Condoms have encouraged sophomoric humor (a historical etching of Casanova shows him blowing into a condom and inflating it for the amused delectation of his lady admirers) and avant-gardish flirtatiousness (as in Randy Polumbo’s artworks on display, which include a ribbed dirigible and a solar-powered flying machine that inflates and deflates attached condoms).

And they have a dark side, which casts its shadow over such play. There are early photographs here of victims of syphilis, including a chilling image of a pox-covered baby nursing at a pox-covered breast.

Like the diseases they prevent, condoms have also proliferated with the march of armies. As the show points out, 18,000 American soldiers a day were on sick leave with venereal diseases during World War I, inspiring the United States government to begin a campaign about the transmission of disease and the distribution of military “pro-kits” to allow cleansing and protection.

The show’s grim accounting of sexually transmitted disease is tempered by an upbeat 2006 news account of a Florida retirement community in which condom use is being encouraged for its residents because of the spread of sexual diseases. The cure and the prevention have become so routine, they scarcely intrude on the pleasures.

But the last half of the exhibition is more preoccupied with controversy: the condom becomes a political instrument in long-running cultural and religious debates. A 1915 edition of Margaret Sanger’s once-controversial book, “What Every Girl Should Know,” is here. (Her birth-control advocacy led to the creation of Planned Parenthood.) So is a 1989 poster of deliberate crudity attacking the pope and the Roman Catholic Church for opposing the use of condoms for birth control and disease prevention.
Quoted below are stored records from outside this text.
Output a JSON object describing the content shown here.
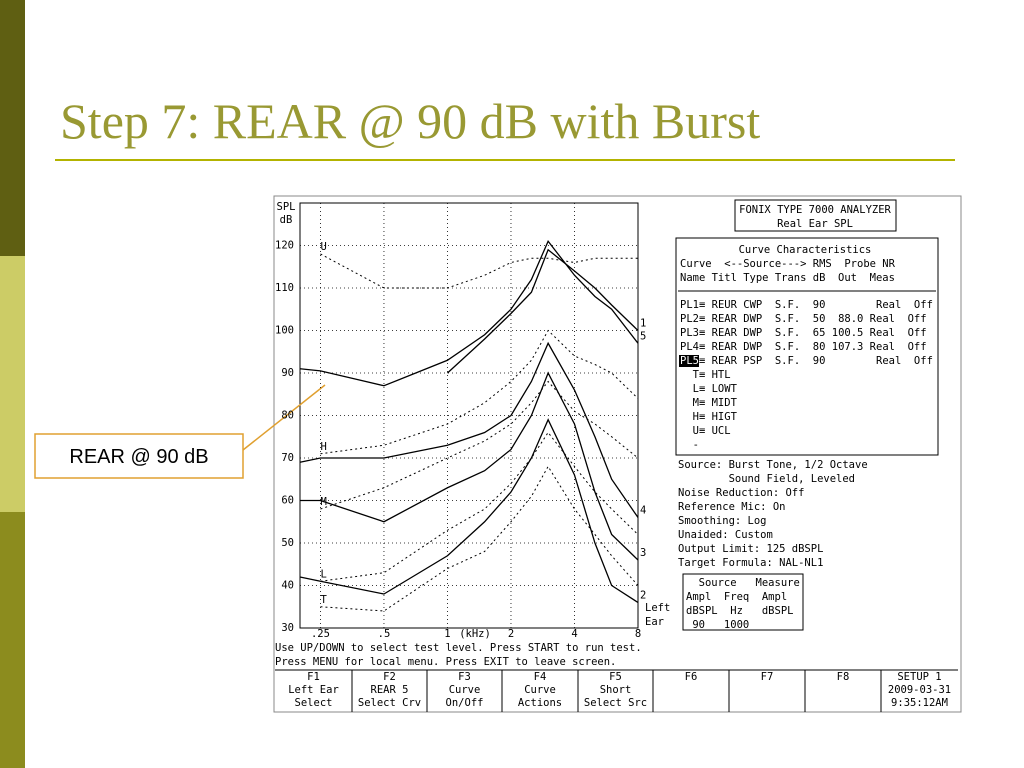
{
  "slide": {
    "title": "Step 7: REAR @ 90 dB with Burst",
    "callout": "REAR @ 90 dB"
  },
  "chart_data": {
    "type": "line",
    "y_label": [
      "SPL",
      "dB"
    ],
    "x_label": "(kHz)",
    "side_label": [
      "Left",
      "Ear"
    ],
    "log_x": true,
    "grid": true,
    "xlim": [
      0.2,
      8
    ],
    "ylim": [
      30,
      130
    ],
    "xticks": [
      {
        "value": 0.25,
        "label": ".25"
      },
      {
        "value": 0.5,
        "label": ".5"
      },
      1,
      2,
      4,
      8
    ],
    "yticks": [
      30,
      40,
      50,
      60,
      70,
      80,
      90,
      100,
      110,
      120
    ],
    "x": [
      0.2,
      0.25,
      0.5,
      1,
      1.5,
      2,
      2.5,
      3,
      4,
      5,
      6,
      8
    ],
    "series": [
      {
        "name": "5",
        "color": "#000",
        "style": "solid",
        "values": [
          91,
          90.5,
          87,
          93,
          99,
          105,
          112,
          121,
          113,
          108,
          105,
          97
        ]
      },
      {
        "name": "1",
        "color": "#000",
        "style": "solid",
        "values": [
          null,
          null,
          null,
          90,
          98,
          104,
          109,
          119,
          114,
          110,
          106,
          100
        ]
      },
      {
        "name": "4",
        "color": "#000",
        "style": "solid",
        "values": [
          69,
          70,
          70,
          73,
          76,
          80,
          88,
          97,
          86,
          75,
          65,
          56
        ]
      },
      {
        "name": "3",
        "color": "#000",
        "style": "solid",
        "values": [
          60,
          60,
          55,
          63,
          67,
          72,
          80,
          90,
          78,
          62,
          52,
          46
        ]
      },
      {
        "name": "2",
        "color": "#000",
        "style": "solid",
        "values": [
          42,
          41,
          38,
          47,
          55,
          62,
          70,
          79,
          66,
          50,
          40,
          36
        ]
      },
      {
        "name": "U",
        "color": "#000",
        "style": "dotted",
        "values": [
          null,
          118,
          110,
          110,
          113,
          116,
          117,
          117,
          116,
          117,
          117,
          117
        ]
      },
      {
        "name": "H",
        "color": "#000",
        "style": "dotted",
        "values": [
          null,
          71,
          73,
          78,
          83,
          88,
          93,
          100,
          94,
          92,
          90,
          84
        ]
      },
      {
        "name": "M",
        "color": "#000",
        "style": "dotted",
        "values": [
          null,
          58,
          63,
          70,
          74,
          78,
          83,
          88,
          81,
          78,
          75,
          70
        ]
      },
      {
        "name": "L",
        "color": "#000",
        "style": "dotted",
        "values": [
          null,
          41,
          43,
          53,
          58,
          64,
          70,
          76,
          68,
          62,
          58,
          52
        ]
      },
      {
        "name": "T",
        "color": "#000",
        "style": "dotted",
        "values": [
          null,
          35,
          34,
          44,
          48,
          55,
          61,
          68,
          58,
          52,
          47,
          40
        ]
      }
    ]
  },
  "screen": {
    "header": [
      "FONIX TYPE 7000 ANALYZER",
      "Real Ear SPL"
    ],
    "table": {
      "title": "Curve Characteristics",
      "head": [
        "Curve  <--Source---> RMS  Probe NR",
        "Name Titl Type Trans dB  Out  Meas"
      ],
      "rows": [
        [
          "PL1",
          "≡ REUR CWP  S.F.  90        Real  Off"
        ],
        [
          "PL2",
          "≡ REAR DWP  S.F.  50  88.0 Real  Off"
        ],
        [
          "PL3",
          "≡ REAR DWP  S.F.  65 100.5 Real  Off"
        ],
        [
          "PL4",
          "≡ REAR DWP  S.F.  80 107.3 Real  Off"
        ],
        [
          "PL5",
          "≡ REAR PSP  S.F.  90        Real  Off"
        ]
      ],
      "legend": [
        "  T≡ HTL",
        "  L≡ LOWT",
        "  M≡ MIDT",
        "  H≡ HIGT",
        "  U≡ UCL",
        "  -"
      ]
    },
    "info": [
      "Source: Burst Tone, 1/2 Octave",
      "        Sound Field, Leveled",
      "Noise Reduction: Off",
      "Reference Mic: On",
      "Smoothing: Log",
      "Unaided: Custom",
      "Output Limit: 125 dBSPL",
      "Target Formula: NAL-NL1"
    ],
    "source_box": [
      "  Source   Measure",
      "Ampl  Freq  Ampl",
      "dBSPL  Hz   dBSPL",
      " 90   1000"
    ],
    "status": [
      "Use UP/DOWN to select test level. Press START to run test.",
      "Press MENU for local menu. Press EXIT to leave screen."
    ],
    "fkeys": [
      [
        "F1",
        "Left Ear",
        "Select"
      ],
      [
        "F2",
        "REAR 5",
        "Select Crv"
      ],
      [
        "F3",
        "Curve",
        "On/Off"
      ],
      [
        "F4",
        "Curve",
        "Actions"
      ],
      [
        "F5",
        "Short",
        "Select Src"
      ],
      [
        "F6"
      ],
      [
        "F7"
      ],
      [
        "F8"
      ],
      [
        "SETUP 1",
        "2009-03-31",
        "9:35:12AM"
      ]
    ]
  }
}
The onset of H.I.V. and AIDS in the 1980s created another crisis in which advertisements and educational materials invoked death and disease, just as the warnings about sexual diseases did in earlier centuries. One series of commercials shown here, from MTV’s Staying Alive Foundation, depicts passionate sex, ending with the man pulling a gun on his lover: unprotected sex is murder.

But while the earlier response to similar dangers was chastisement (avoid prostitutes; keep a “healthy mind and clean body,” warns a 1941 United States Army film), here the condom offers another possibility: a series of Keith Haring drawings promote both sexual activity and protection, offering satisfaction along with immunity.

This message is literally a promotion of the condom; the condom even becomes a cause. This is one impulse behind the purple couture cocktail dress displayed here, designed by Adriana Bertini: it is constructed from 1,200 hand-dyed condoms. In such a form the condom is not private but public, not hidden but extravagantly and profusely evident. It is associated with pleasure, not prevention, but is meant to provide both. Such is the new image of the condom.

Yet this is just a variation on a theme. The history of condoms is a chronicle of appetite and fear, of desire and darkness. The aspect of condoms that offends some orthodox religious beliefs, after all, is that it treats the possibility of pregnancy as something as unwanted as a disease, something to be prevented for the sake of sexual gratification: the condom is an indulgence, an avoidance.

If the condom appears to be a sign of promiscuous satisfaction, though, it is also, in its essence, a compromise: at the moment of greatest potential pleasure, it interferes. It requires that the rush of desire be interrupted, its course modified, its sensation diminished. At the moment of being consumed by the present, a concern with the future intrudes. The condom is a declaration of sacrifice in the midst of indulgence. It is evidence of civilization and its discontents.